CCFMM had a story that needed telling, and they turned to professionals for help.

“We needed something that could be done at the producer level,” says McKune. “Too many things we do around this place consume too much time.” Working with Michigan-based Great Lakes Bay Publishing, which specializes in producing consumer and B2B magazines, newsletters, annual reports, and commemorative editions, CCFMM created a custom charitable giving publication that highlights who they are, what they do, and how readers of the publication can support their mission of sharing Christ’s love with those in need.

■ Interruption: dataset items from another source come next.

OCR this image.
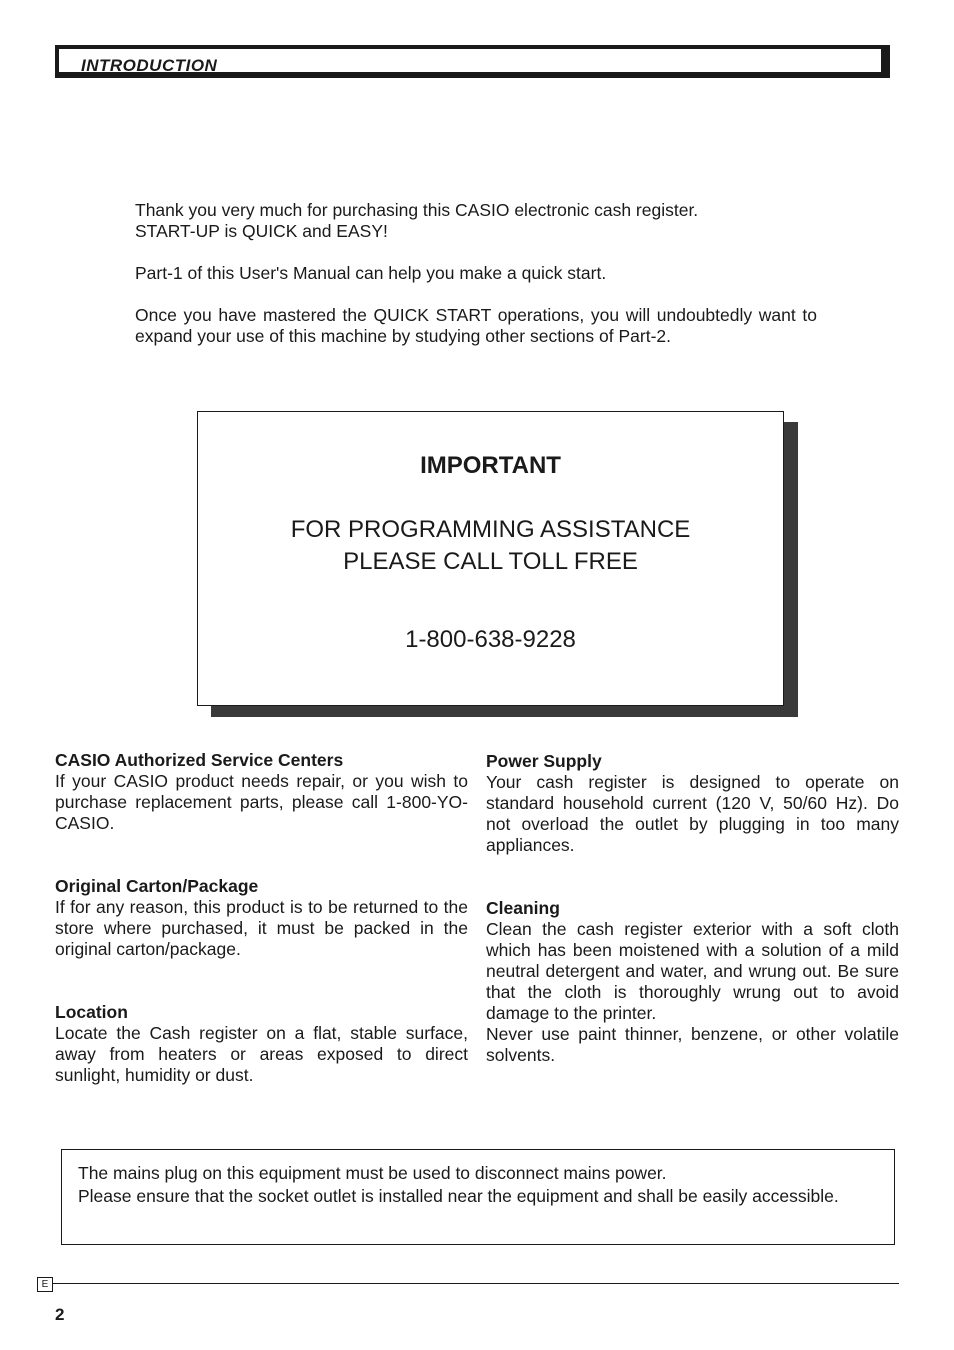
INTRODUCTION

Thank you very much for purchasing this CASIO electronic cash register.
START-UP is QUICK and EASY!

Part-1 of this User's Manual can help you make a quick start.

Once you have mastered the QUICK START operations, you will undoubtedly want to expand your use of this machine by studying other sections of Part-2.

IMPORTANT
FOR PROGRAMMING ASSISTANCE
PLEASE CALL TOLL FREE
1-800-638-9228
CASIO Authorized Service Centers

If your CASIO product needs repair, or you wish to purchase replacement parts, please call 1-800-YO-CASIO.

Original Carton/Package

If for any reason, this product is to be returned to the store where purchased, it must be packed in the original carton/package.

Location

Locate the Cash register on a flat, stable surface, away from heaters or areas exposed to direct sunlight, humidity or dust.

Power Supply

Your cash register is designed to operate on standard household current (120 V, 50/60 Hz). Do not overload the outlet by plugging in too many appliances.

Cleaning

Clean the cash register exterior with a soft cloth which has been moistened with a solution of a mild neutral detergent and water, and wrung out. Be sure that the cloth is thoroughly wrung out to avoid damage to the printer.

Never use paint thinner, benzene, or other volatile solvents.

The mains plug on this equipment must be used to disconnect mains power.

Please ensure that the socket outlet is installed near the equipment and shall be easily accessible.

E
2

Brimming with stories of donors and grant recipients, along with helpful information on giving options, the 12-page, full-color piece appealed to a broad range of the 100,000 Catholics who call the Diocese of Saginaw home. CCFMM mailed one to every diocesan household as well as to financial planners and planned giving professionals in the area.

The donation results were immediate—in both amount of gifts received and how gifts were made.

A welcome surprise for CCFMM was that many new gifts were general in nature, or marked by the donors as “unrestricted” and being able to be granted where the need was greatest, which was a real boon for ongoing operations. With a wry smile, McKune says, “We can pay all of the bills except our own.”

CCFMM also received its first charitable gifts made via an online donation option, thanks to an article in the publication about a new online giving tool.

In an organization that relies heavily on planned giving, McKune notes some results are not easily measured. “I’ve talked to numerous planned giving professionals who have met with clients [as a result of] them receiving the publication. But, we don’t know what those benefits will be until some point in the future.”

Due to its initial success, CCFMM committed to producing the publication on a yearly basis. In fact, McKune says the second issue of the publication was even more successful than the first, yielding a 25 percent increase of donations over the first-year response. This, perhaps, may be due to more potential donors being made aware of the existence of the foundation and available giving opportunities.

McKune closes his story with the example of a donor who came to speak with him after receiving the first issue of the publication. The donor, who had planned to give a six-digit donation to a larger organization, chose instead to give to CCFMM. The donor said, “They don’t need the money as much as you. I’ll give it to you.”

Connections that Matter

As CCFMM discovered, the power of a story lies in its ability to connect readers with the experiences, emotions, and motivations of your central characters, and translate them into their own frames of reference. Savvy marketers are taking note.

Research shows 94 percent of business professionals who read custom magazines say that the publications are an important source of information. More importantly, according to the Custom Publishing Council, 70 percent of regular custom magazine readers have purchased a product or service as a direct result of reading a custom publication.

“ROI? You bet. Try our earning 5x in new business what we invested in developing our custom published magazine,” says the president of one Midwestern manufacturing firm. “No other marketing strategy has been able to tell our story in a way that truly resonates with our customers and prospects. My sales staff absolutely loves it.”

With a precise strategy, targeted audience, and compelling custom content, you, too, can harness the power of storytelling with amazing results. Says screenwriting lecturer Robert McKee, who has worked with businesses such as Nike and Microsoft on brand management and communications, “Storytelling is the most powerful way to put ideas into the world today.”